As Creative Careers Week is just around the corner, we caught up with WYPW member Lisa Stubbs to chat about how she got started and her top tips for anyone looking to turn their printmaking passion into a full time career.
Hello! Who are you and what do you do?
My name is Lisa Stubbs and I’m an artist.
Printmaking is my main medium which I use to illustrate children’s books, greeting cards, create prints and cards to sell online and through galleries and I teach creativity through process.
Did you study a creative subject? If so, what and where?
I originally studied graphic design for four years at Batley Art College before working as a designer in an innovations studio for a greeting card company.
I found myself loving the illustration side of my job and left to be a freelance illustrator, going on to study a visual communication degree specialising in illustration at Leeds Uni.
But I’d like to add that I’m constantly studying and taking courses to inspire and inform my creative practice as it evolves. There are so many wonderful resources online, especially in these times, many free and you never know what new technique you’ll learn to inspire your work down another creative path.
What printmaking techniques do you work with?
The process of layering colours and textures is usually the starting point to most of my work which screen printing is perfect for. I also love monoprinting using an etching press.
During lockdown times my access to screen printing equipment has been limited so I’ve been experimenting with drypoint etching using Tetrapaks and also learning to translate my images in lino print.
What inspires you?
Playing with the actual process of printing itself is incredibly inspiring. Learning new ways of creating images through happy accidents, mistake making and experimenting can lead me to new creative discoveries. Some of my most rewarding work and best ideas come this way from giving myself permission to play.
Visually I’m inspired by vintage children’s book illustrations, my Yorkshire roots and retro fabrics for interesting colours, an old scarf in an Oxfam shop can have the colour combination I’ve just been looking for!
Name 3 great things about your job.
The ‘Tadaaa’ moments of printmaking, the revealing of the print is still exciting to me. When the hard work and lessons of mistake making all pay off!
The letters from Children and parents who have enjoyed sharing my books and taken the time to get intouch, always fills me up with purpose and pride.
The creative community and wonderful customers which are so amazingly supportive.

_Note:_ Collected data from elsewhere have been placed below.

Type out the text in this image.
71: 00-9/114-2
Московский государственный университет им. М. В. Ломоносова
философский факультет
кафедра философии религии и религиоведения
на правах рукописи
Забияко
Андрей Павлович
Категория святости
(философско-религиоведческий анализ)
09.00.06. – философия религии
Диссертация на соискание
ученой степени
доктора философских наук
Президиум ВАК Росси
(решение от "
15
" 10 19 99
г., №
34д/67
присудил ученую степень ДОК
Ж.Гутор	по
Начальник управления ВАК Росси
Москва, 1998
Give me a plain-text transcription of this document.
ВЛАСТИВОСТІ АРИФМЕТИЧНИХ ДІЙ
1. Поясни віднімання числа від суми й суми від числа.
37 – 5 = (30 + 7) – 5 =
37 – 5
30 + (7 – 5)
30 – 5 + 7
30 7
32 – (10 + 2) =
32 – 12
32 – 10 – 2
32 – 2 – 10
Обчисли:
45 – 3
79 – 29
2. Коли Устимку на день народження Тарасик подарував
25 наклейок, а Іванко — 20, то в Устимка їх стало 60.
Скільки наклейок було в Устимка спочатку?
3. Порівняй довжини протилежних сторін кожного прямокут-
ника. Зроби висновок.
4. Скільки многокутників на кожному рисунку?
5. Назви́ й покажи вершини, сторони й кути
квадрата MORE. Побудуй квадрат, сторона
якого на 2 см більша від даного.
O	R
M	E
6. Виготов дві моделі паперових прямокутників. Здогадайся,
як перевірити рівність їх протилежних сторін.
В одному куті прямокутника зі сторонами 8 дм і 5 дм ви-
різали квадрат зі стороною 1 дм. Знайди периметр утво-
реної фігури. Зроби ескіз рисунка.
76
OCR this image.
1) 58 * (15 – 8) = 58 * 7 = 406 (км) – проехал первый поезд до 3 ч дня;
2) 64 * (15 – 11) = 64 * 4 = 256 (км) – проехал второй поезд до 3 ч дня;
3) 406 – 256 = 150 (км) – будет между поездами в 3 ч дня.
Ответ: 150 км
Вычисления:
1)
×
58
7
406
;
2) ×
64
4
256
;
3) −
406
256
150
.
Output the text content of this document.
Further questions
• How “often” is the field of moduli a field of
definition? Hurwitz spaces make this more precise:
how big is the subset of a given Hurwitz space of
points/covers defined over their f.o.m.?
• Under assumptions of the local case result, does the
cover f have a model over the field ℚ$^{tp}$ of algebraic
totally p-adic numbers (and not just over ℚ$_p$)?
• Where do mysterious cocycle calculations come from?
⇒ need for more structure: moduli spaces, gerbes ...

Wrapping up prints to post and thinking, Wow, someone has parted with their hard earned cash to buy my work and is now going to display it up on their wall to enjoy it for years to come, just fantastic, what an honour.
Oh that’s more than three, I could go on…!
What top tip would you have for a young creative?
Give yourself time to play, walk towards the edges of your creative comfort zone and step over to take risks every now and then.
Experiment, don’t pigeonhole yourself, be open minded to new ways of realising your ideas. Don’t take criticism personally, it’s all subjective, if you believe in your work someone else will too, the trick is to find them. See setbacks as opportunities, connect and put the work in.